I contemplated putting this in the "What's my enneagram type," but as they are behavioral scenarios of my family, and I'm not really keyed into figuring out _*my *_type, I put it here. If it needs to be moved, please do so. I got curious about the dynamics of the enneagram within the family dynamic because of the child/parent active/reactive/neutral thread.

Curious as to which enneagram the following behaviors (without motive) could possibly be:

1. As a test to determine the strength of will of her child, a mother puts a long piece of masking tape on the floor and tells the child to not go past it.
a. Child 1 goes straight up to the line, puts her toe on the very edge, and looks directly at her mother. (8?)
b. 3 years later, Child 2 receives the instruction and runs to the other side of the room. (2?)

2. Child X at age 2 tells her mother that she does not like the rules of the house and wants to go live with a family friend. Mother helps child pack a suitcase. Child walks onto screened-in porch, out porch door, down the stairs and to the end of the driveway, where she stands for a few minutes before coming back in and saying "i guess I'll have to live with the rules the way they are."

3. Teen Y observes her older sister and mother have very loud arguments when (Y) is in junior high and her sister is in HS. Y tells herself she will never be that much trouble to her mother and when she reaches high school goes out of her way to not get into trouble.

4. Z denies any cursory idea that she is manipulative. Z sees herself as the wounded inner child. Others perceive Z as being extremely manipulative in when wanting to get her own way, she casts an environment of innocence and puppy eyes at whomever she wants something from.

5. A is manipulated very easily. She is totally unaware of being manipulated. She is also very good at dissolving anger in others. When encountering her sister's anger, she points a finger at her sister and in a singsong voice says "You're laughing" over and over. Her sister can't help but laugh. A and her sister have had only 3 fights (any other encounters being diffused), and the only one they still argue about was the situation in which A's sister bit her.

6. In a very stressful situation of taking care of her disabled/chemically sensitive mother, B was coordinating a visit from her aunt to see her mother. Mother decided after aunt had already traveled 1000 miles that she didn't want to see B's aunt and told her to call Aunt and tell her to not come.
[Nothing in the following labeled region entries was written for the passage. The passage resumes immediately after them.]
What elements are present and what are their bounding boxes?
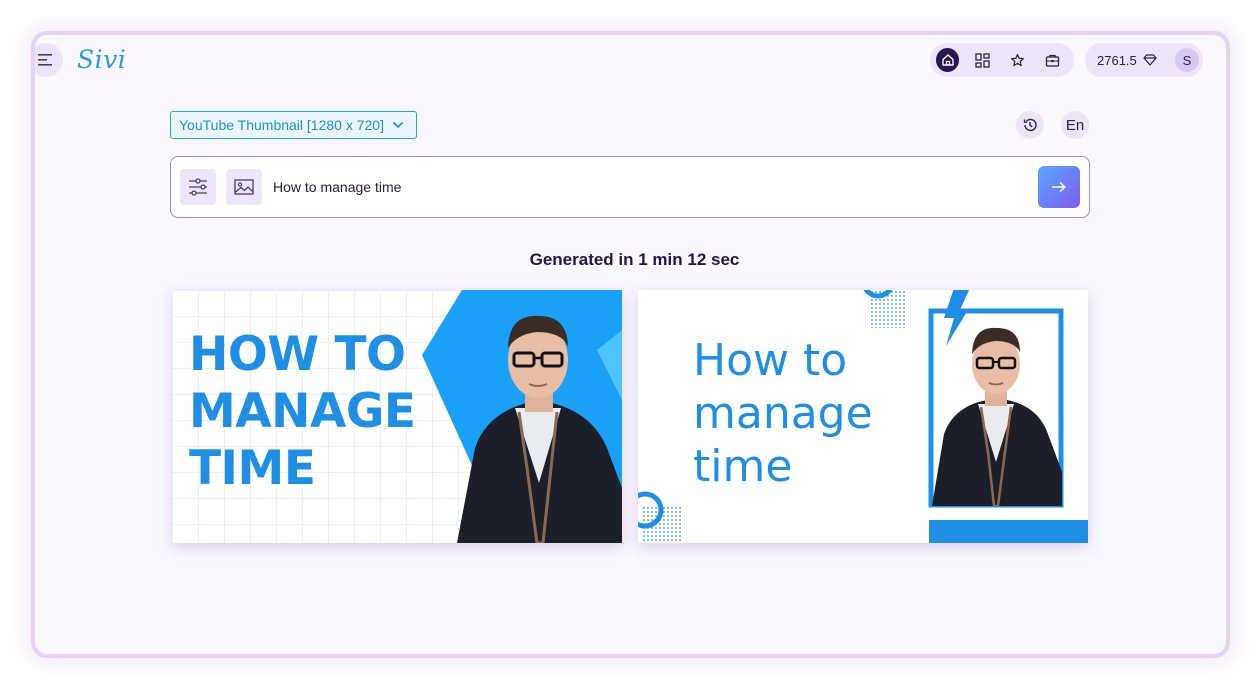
menu-button[interactable]	[35, 43, 63, 77]
person-photo	[932, 327, 1062, 506]
history-button[interactable]	[1016, 111, 1044, 139]
image-upload-button[interactable]	[226, 169, 262, 205]
dot-pattern-top	[870, 290, 906, 328]
dot-pattern-bottom	[642, 506, 682, 543]
thumbnail-result-1[interactable]: HOW TO MANAGE TIME	[172, 290, 622, 543]
nav-brand-kit[interactable]	[1035, 47, 1070, 73]
nav-templates[interactable]	[965, 47, 1000, 73]
headline-line: MANAGE	[189, 384, 416, 439]
user-avatar[interactable]: S	[1175, 48, 1199, 72]
star-icon	[1011, 53, 1025, 66]
headline-line: manage	[693, 388, 873, 439]
thumbnail-1-headline: HOW TO MANAGE TIME	[189, 326, 416, 497]
image-icon	[234, 179, 254, 195]
headline-line: HOW TO	[189, 327, 406, 382]
hamburger-icon	[38, 54, 52, 66]
history-icon	[1023, 118, 1037, 132]
grid-icon	[975, 52, 990, 68]
person-photo	[457, 315, 622, 543]
home-icon	[941, 54, 954, 66]
chevron-down-icon	[392, 121, 404, 129]
credits-value: 2761.5	[1097, 52, 1137, 68]
nav-favorites[interactable]	[1000, 47, 1035, 73]
headline-line: time	[693, 441, 793, 492]
language-button[interactable]: En	[1061, 111, 1089, 139]
arrow-right-icon	[1052, 181, 1067, 193]
app-window: Sivi 2761.5 S YouTube Thumbnail [1280 x …	[31, 31, 1230, 658]
thumbnail-2-headline: How to manage time	[693, 334, 873, 493]
prompt-input[interactable]	[273, 173, 1033, 201]
headline-line: How to	[693, 335, 848, 386]
sliders-icon	[189, 178, 207, 196]
app-logo[interactable]: Sivi	[77, 45, 126, 74]
prompt-bar	[170, 156, 1090, 218]
headline-line: TIME	[189, 441, 316, 496]
format-dropdown[interactable]: YouTube Thumbnail [1280 x 720]	[170, 111, 417, 139]
credits-badge[interactable]: 2761.5 S	[1085, 43, 1203, 77]
nav-home[interactable]	[936, 48, 960, 72]
format-dropdown-label: YouTube Thumbnail [1280 x 720]	[179, 117, 384, 133]
blue-bottom-bar	[929, 520, 1088, 543]
diamond-icon	[1143, 54, 1157, 66]
briefcase-icon	[1045, 54, 1060, 67]
settings-button[interactable]	[180, 169, 216, 205]
generate-button[interactable]	[1038, 166, 1080, 208]
top-nav	[930, 43, 1074, 77]
generation-status: Generated in 1 min 12 sec	[529, 250, 740, 269]
thumbnail-result-2[interactable]: How to manage time	[638, 290, 1088, 543]
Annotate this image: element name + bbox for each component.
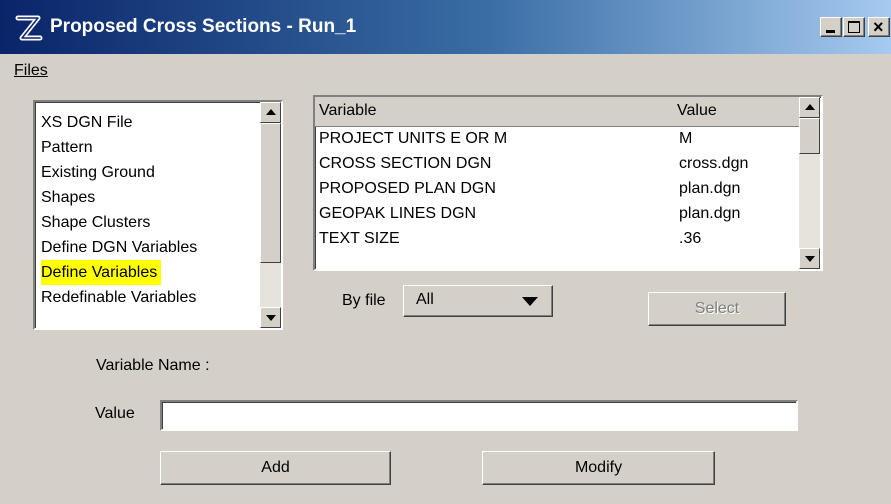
arrow-down-icon: [805, 256, 815, 262]
scroll-thumb[interactable]: [260, 123, 281, 263]
table-scroll-up-button[interactable]: [799, 97, 820, 118]
window-title: Proposed Cross Sections - Run_1: [50, 16, 357, 37]
list-item-shape-clusters[interactable]: Shape Clusters: [41, 210, 154, 235]
table-header: Variable Value: [315, 97, 799, 127]
arrow-up-icon: [805, 104, 815, 110]
close-button[interactable]: ×: [868, 17, 890, 37]
table-scrollbar[interactable]: [799, 97, 820, 269]
cell-value: M: [679, 130, 693, 147]
arrow-down-icon: [266, 315, 276, 321]
list-item-pattern[interactable]: Pattern: [41, 135, 97, 160]
column-header-value[interactable]: Value: [677, 102, 717, 120]
list-item-existing-ground[interactable]: Existing Ground: [41, 160, 159, 185]
list-item-define-variables[interactable]: Define Variables: [41, 260, 162, 285]
cell-value: .36: [679, 230, 702, 247]
select-button-label: Select: [694, 300, 740, 317]
table-row[interactable]: PROPOSED PLAN DGN plan.dgn: [315, 178, 799, 203]
table-row[interactable]: PROJECT UNITS E OR M M: [315, 128, 799, 153]
menu-files[interactable]: Files: [14, 62, 48, 80]
column-header-variable[interactable]: Variable: [319, 102, 377, 120]
modify-button-label: Modify: [574, 459, 623, 476]
cell-value: plan.dgn: [679, 205, 741, 222]
cell-value: cross.dgn: [679, 155, 749, 172]
scroll-up-button[interactable]: [260, 102, 281, 123]
cell-variable: CROSS SECTION DGN: [319, 155, 492, 172]
menu-files-label: Files: [14, 62, 48, 79]
value-label: Value: [95, 405, 135, 422]
variable-name-label: Variable Name :: [96, 357, 210, 374]
table-row[interactable]: GEOPAK LINES DGN plan.dgn: [315, 203, 799, 228]
by-file-label: By file: [342, 292, 386, 309]
dropdown-arrow-icon: [522, 297, 538, 306]
modify-button[interactable]: Modify: [482, 451, 715, 485]
variables-table[interactable]: Variable Value PROJECT UNITS E OR M M CR…: [313, 95, 823, 271]
table-row[interactable]: TEXT SIZE .36: [315, 228, 799, 253]
category-list-scrollbar[interactable]: [260, 102, 281, 328]
list-item-shapes[interactable]: Shapes: [41, 185, 99, 210]
category-list[interactable]: XS DGN File Pattern Existing Ground Shap…: [33, 100, 283, 330]
close-icon: ×: [873, 17, 884, 37]
add-button[interactable]: Add: [160, 451, 391, 485]
value-input[interactable]: [160, 400, 798, 431]
select-button[interactable]: Select: [648, 292, 786, 326]
by-file-selected: All: [416, 291, 434, 308]
cell-variable: PROJECT UNITS E OR M: [319, 130, 508, 147]
minimize-button[interactable]: [820, 17, 842, 37]
scroll-down-button[interactable]: [260, 307, 281, 328]
by-file-dropdown[interactable]: All: [403, 285, 553, 317]
menu-bar: Files: [0, 54, 891, 88]
app-logo-icon: [15, 15, 43, 41]
cell-value: plan.dgn: [679, 180, 741, 197]
add-button-label: Add: [261, 459, 290, 476]
list-item-redefinable-variables[interactable]: Redefinable Variables: [41, 285, 200, 310]
cell-variable: PROPOSED PLAN DGN: [319, 180, 496, 197]
cell-variable: GEOPAK LINES DGN: [319, 205, 477, 222]
table-scroll-down-button[interactable]: [799, 248, 820, 269]
table-row[interactable]: CROSS SECTION DGN cross.dgn: [315, 153, 799, 178]
title-bar[interactable]: Proposed Cross Sections - Run_1 ×: [0, 0, 891, 54]
arrow-up-icon: [266, 109, 276, 115]
table-scroll-thumb[interactable]: [799, 118, 820, 154]
cell-variable: TEXT SIZE: [319, 230, 400, 247]
list-item-xs-dgn-file[interactable]: XS DGN File: [41, 110, 137, 135]
maximize-button[interactable]: [843, 17, 865, 37]
list-item-define-dgn-variables[interactable]: Define DGN Variables: [41, 235, 201, 260]
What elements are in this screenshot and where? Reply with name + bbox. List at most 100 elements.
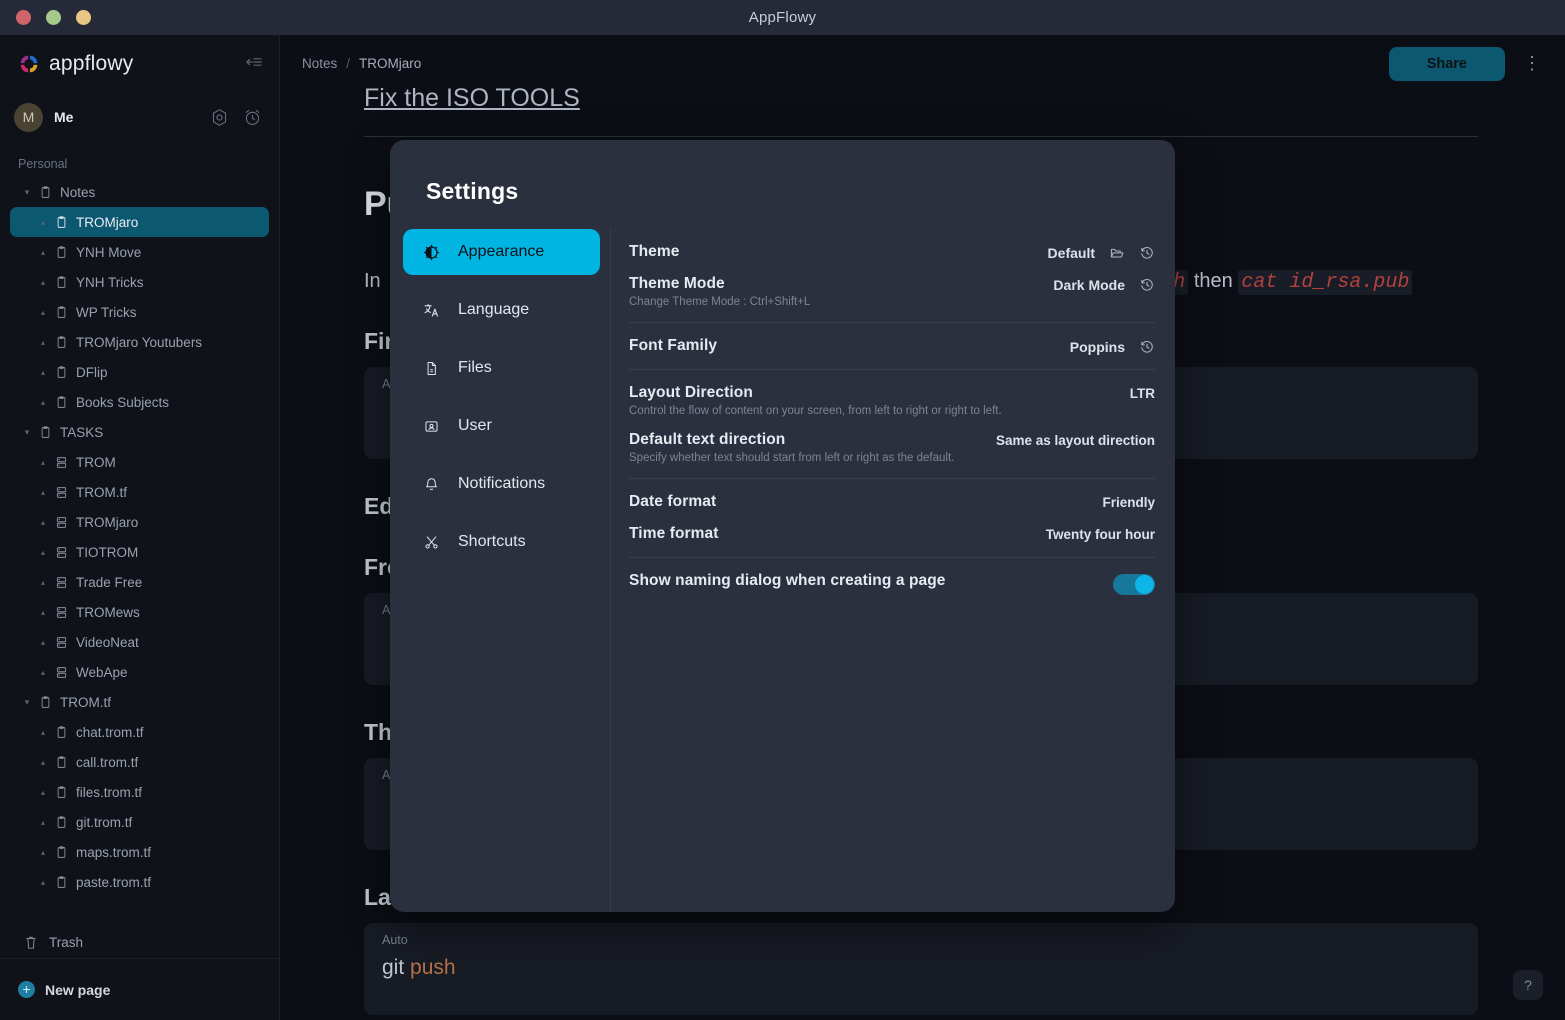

B complied (Aunt didn't listen).

Don't assume that all the same-sounding behaviors belong to the same person.

Cheeers,


----------



## TurranMC (Sep 15, 2009)

I don't really like these type of threads as I don't like to guess off of such little information, but I found your scenarios amusing soo.. Here are some weak guesses

1A - 1/6/8
1B - 3/9
2 - 6/7/8
3 - 1/3
4 - 2
5 - 6/9
6 - 2


----------